Seria tão diferente se ensinassem os primeiros passos que ele precisa saber!!! No meu curso de formação tive treinamentos, mas ninguém me falou o operacional, o dia a dia [...] que existem outras atividades que a gente tem que fazer. A gente faz autos mas faz também vários processos - e isso ninguém explica como fazer. A gente acaba se atolando. Ficamos atolados durante uns 2 anos até que criamos uma forma de trabalho. (E13)
No que tange os cursos voltados para a atualização dos conhecimentos legislativos, essa parece ser outra carência existente na SEPABE. Tal carência está associada à ausência de um adequado dimensionamento de cursos voltados para esse fim. A carreira parece demandar grande conhecimento técnico de normas legais, as quais estão frequentemente sendo alteradas, o que exigiria cursos de atualização de forma a permitir que os servidores acompanhem essas mudanças.

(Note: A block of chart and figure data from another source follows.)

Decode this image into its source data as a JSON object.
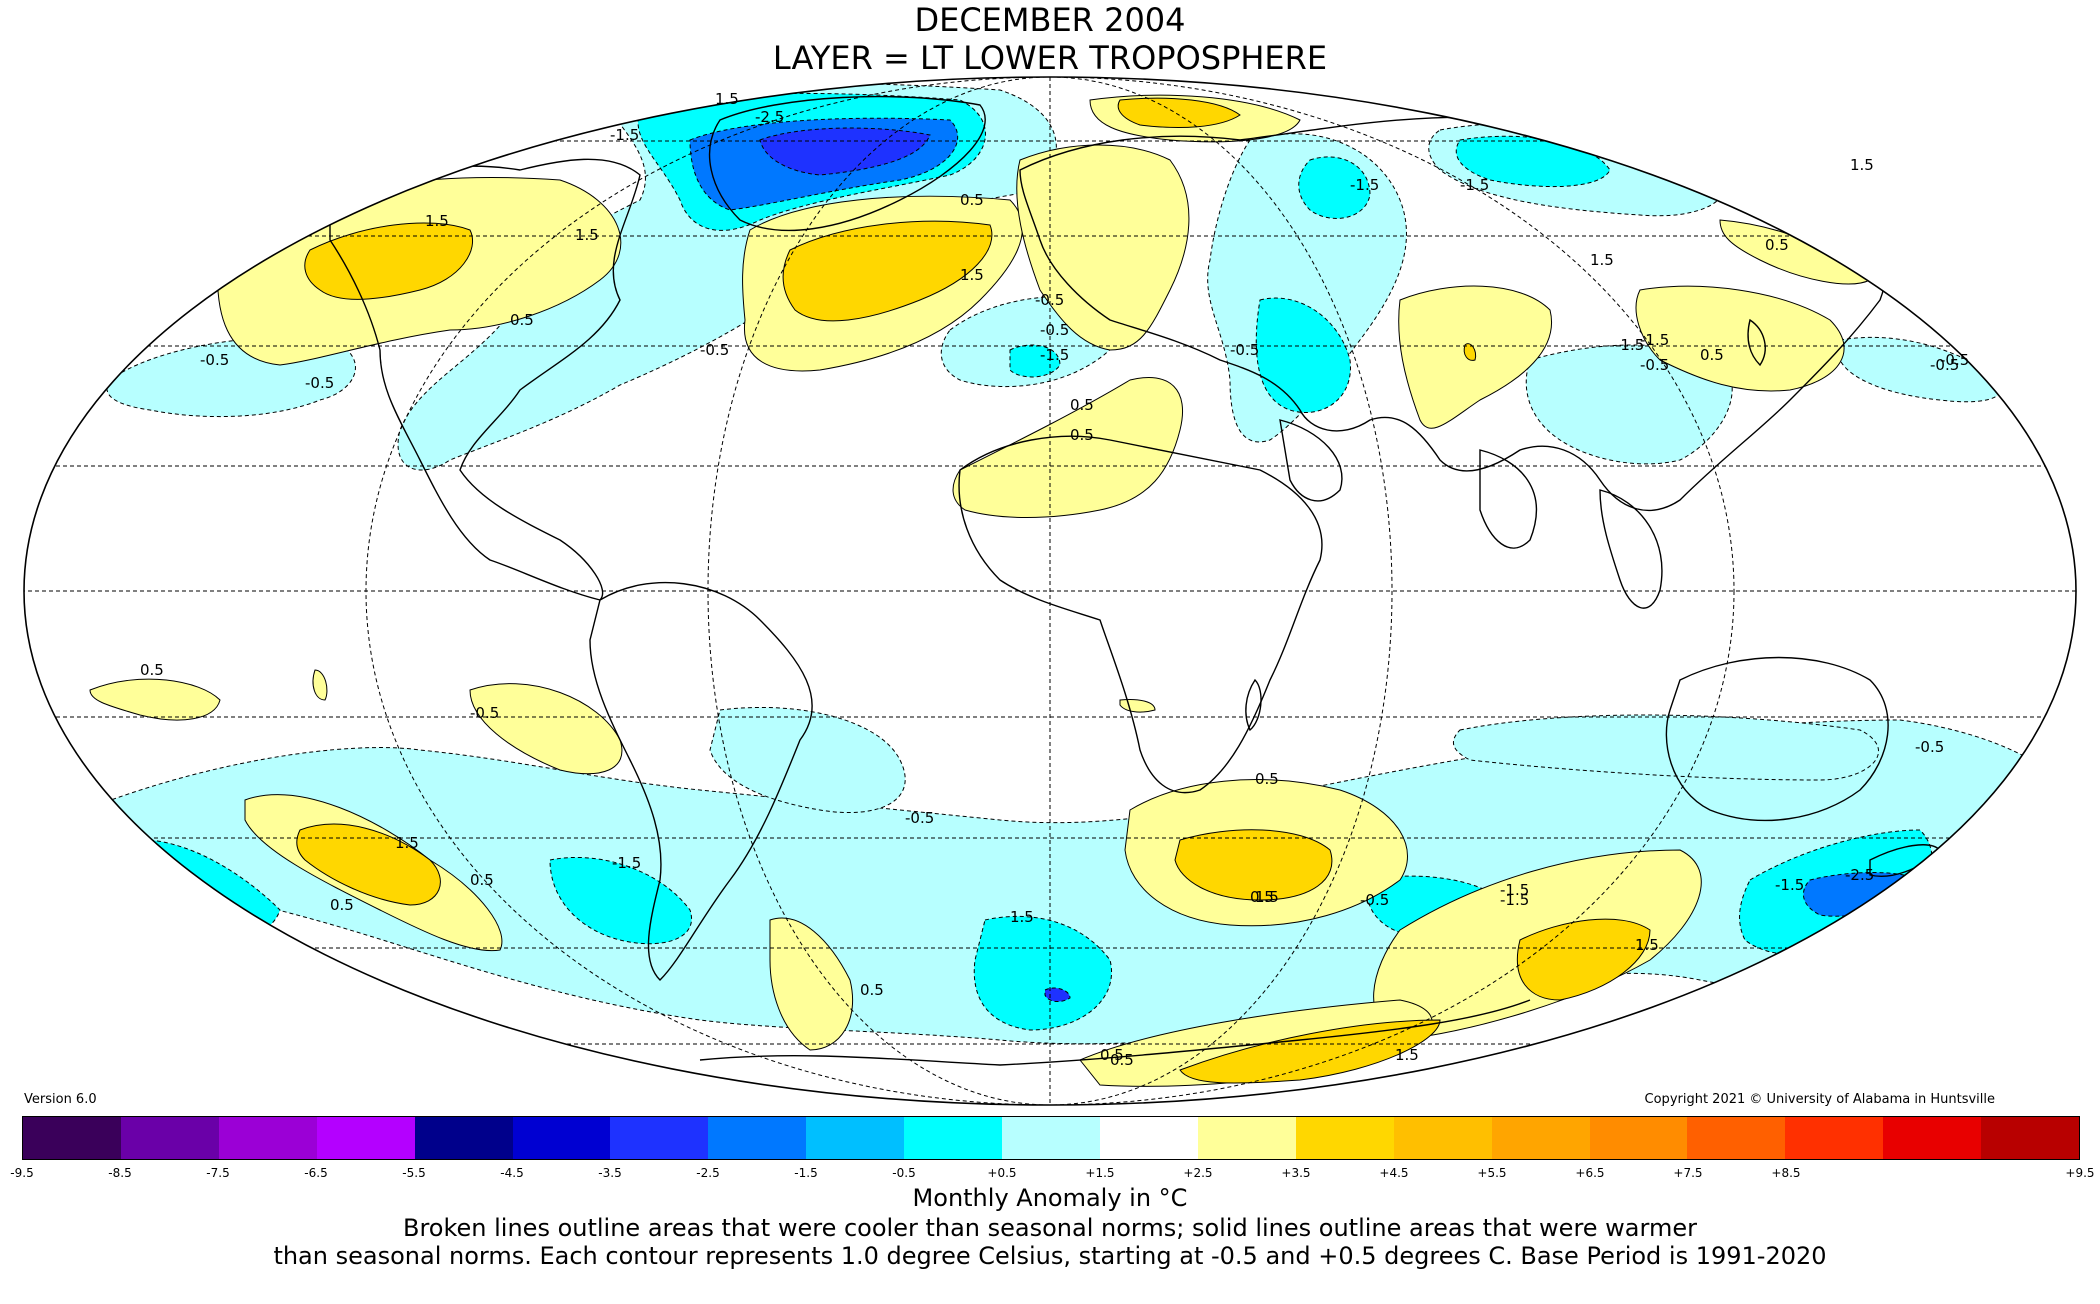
{
  "title": "DECEMBER 2004",
  "subtitle": "LAYER = LT LOWER TROPOSPHERE",
  "version": "Version 6.0",
  "copyright": "Copyright 2021 © University of Alabama in Huntsville",
  "colorbar": {
    "colors": [
      "#3a005a",
      "#6a00a8",
      "#9b00d6",
      "#b400ff",
      "#00008b",
      "#0000d2",
      "#1e32ff",
      "#0078ff",
      "#00bfff",
      "#00ffff",
      "#b7ffff",
      "#ffffff",
      "#ffff99",
      "#ffd700",
      "#ffbf00",
      "#ffa500",
      "#ff8c00",
      "#ff6000",
      "#ff3000",
      "#e80000",
      "#b80000"
    ],
    "tick_labels": [
      "-9.5",
      "-8.5",
      "-7.5",
      "-6.5",
      "-5.5",
      "-4.5",
      "-3.5",
      "-2.5",
      "-1.5",
      "-0.5",
      "+0.5",
      "+1.5",
      "+2.5",
      "+3.5",
      "+4.5",
      "+5.5",
      "+6.5",
      "+7.5",
      "+8.5",
      "+9.5"
    ],
    "units_label": "Monthly Anomaly in °C"
  },
  "note_line1": "Broken lines outline areas that were cooler than seasonal norms; solid lines outline areas that were warmer",
  "note_line2": "than seasonal norms. Each contour represents 1.0 degree Celsius, starting at -0.5 and +0.5 degrees C. Base Period is 1991-2020",
  "contour_labels": [
    "1.5",
    "-2.5",
    "-1.5",
    "1.5",
    "-1.5",
    "1.5",
    "1.5",
    "0.5",
    "1.5",
    "0.5",
    "-0.5",
    "-0.5",
    "-1.5",
    "0.5",
    "-0.5",
    "-0.5",
    "-0.5",
    "0.5",
    "-0.5",
    "0.5",
    "-1.5",
    "-0.5",
    "0.5",
    "-0.5",
    "1.5",
    "-1.5",
    "-1.5",
    "-0.5",
    "0.5",
    "-0.5",
    "-0.5",
    "1.5",
    "-1.5",
    "0.5",
    "0.5",
    "1.5",
    "-1.5",
    "-2.5",
    "0.5",
    "0.5",
    "-0.5",
    "0.5",
    "1.5",
    "0.5",
    "-1.5",
    "-0.5",
    "1.5",
    "-1.5",
    "0.5",
    "1.5"
  ]
}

Treinamento deveria ser constante – saiu nova lei, deveria ter um curso. A Lei [...] foi toda alterada e só tivemos duas horas de curso. (E13)
[...] deveríamos ter treinamentos sobre leis novas, sobre mudanças na lei, sobre mudanças nos autos. As infrações de julho de 2013 foram todas alteradas, muda a ferramenta de trabalho e você tem que aprender tudo no grito, não existe divulgação de como ficou. (E13)
Cabe notar as alternativas sem custos citadas pelos informantes e que poderiam suprir as lacunas de treinamento e capacitação na SEPABE, com o melhor aproveitamento de recursos
existentes. Há profissionais ansiosos por contribuir nessa atividade, aguardando incentivos mais atrativos para o envidamento de esforços voltados para esse fim. Um entrevistado informa possuir mais de cem páginas de material por ele preparado, contendo suas principais dúvidas, bem como fluxos e quadros orientando as respostas.
Não existe estímulo para dar treinamento – as pessoas deveriam dar porque gostam. Eu adoraria preparar treinamento. Tenho 100 páginas de minhas principais dúvidas com fluxos e telas - que guardo para mim. Para quem está começando seria valioso. (E13)
Outras pessoas provavelmente também gostariam de compartilhar o seu conhecimento se houvesse reconhecimento adequado para isso. Assim, o aprimoramento dos incentivos para a preparação de treinamentos poderia representar melhorias no que diz respeito às oportunidades de capacitação internas.
Outras soluções criativas e inovadoras de forma a alavancar os treinamentos foram citadas. Um entrevistado sugeriu um sistema com reconhecimento financeiro para aqueles que materializassem seu conhecimento tácito em manuais para os demais servidores. Ele registrou ainda alguns detalhes para viabilização dessa mecânica, a criação de um comitê para julgar a pertinência temática e o conteúdo do material, avaliando o grau de reconhecimento para cada trabalho.
Se a SEPABE fizesse uma campanha/comissão que ganharia x reais e que cada um teria que fazer um manual sobre determinado assunto...a pessoa sugeriria o assunto. Estou sendo contratada para pegar o que tenho na cabeça ou escrito e prepararia para o resto do grupo. Alguém avaliaria se o conhecimento poderia ser pago. (E13) Ia chover de pessoas que tem coisas guardadas e colocaria para fora. Por exemplo, na [...] onde trabalhei: o1o lugar ganhava R$10.000,00 – havia prêmios para novas ideias (lá queriam inovação, aqui queremos conhecimento). O simples para mim pode ser muito valioso para alguém. Muitos de nós tem coisas que acham que são bobas e para mim são problemas. Tem analistas poderosos aqui que poderiam estar criando soluções. (E13)
Independentemente da discussão acerca das alternativas sugeridas propriamente ditas, o ponto principal que se destaca aqui está na promoção de um debate voltado para o desenvolvimento de mecanismos que estimulem a exploração do capital intelectual existente – visando saltos significativos na capacitação interna.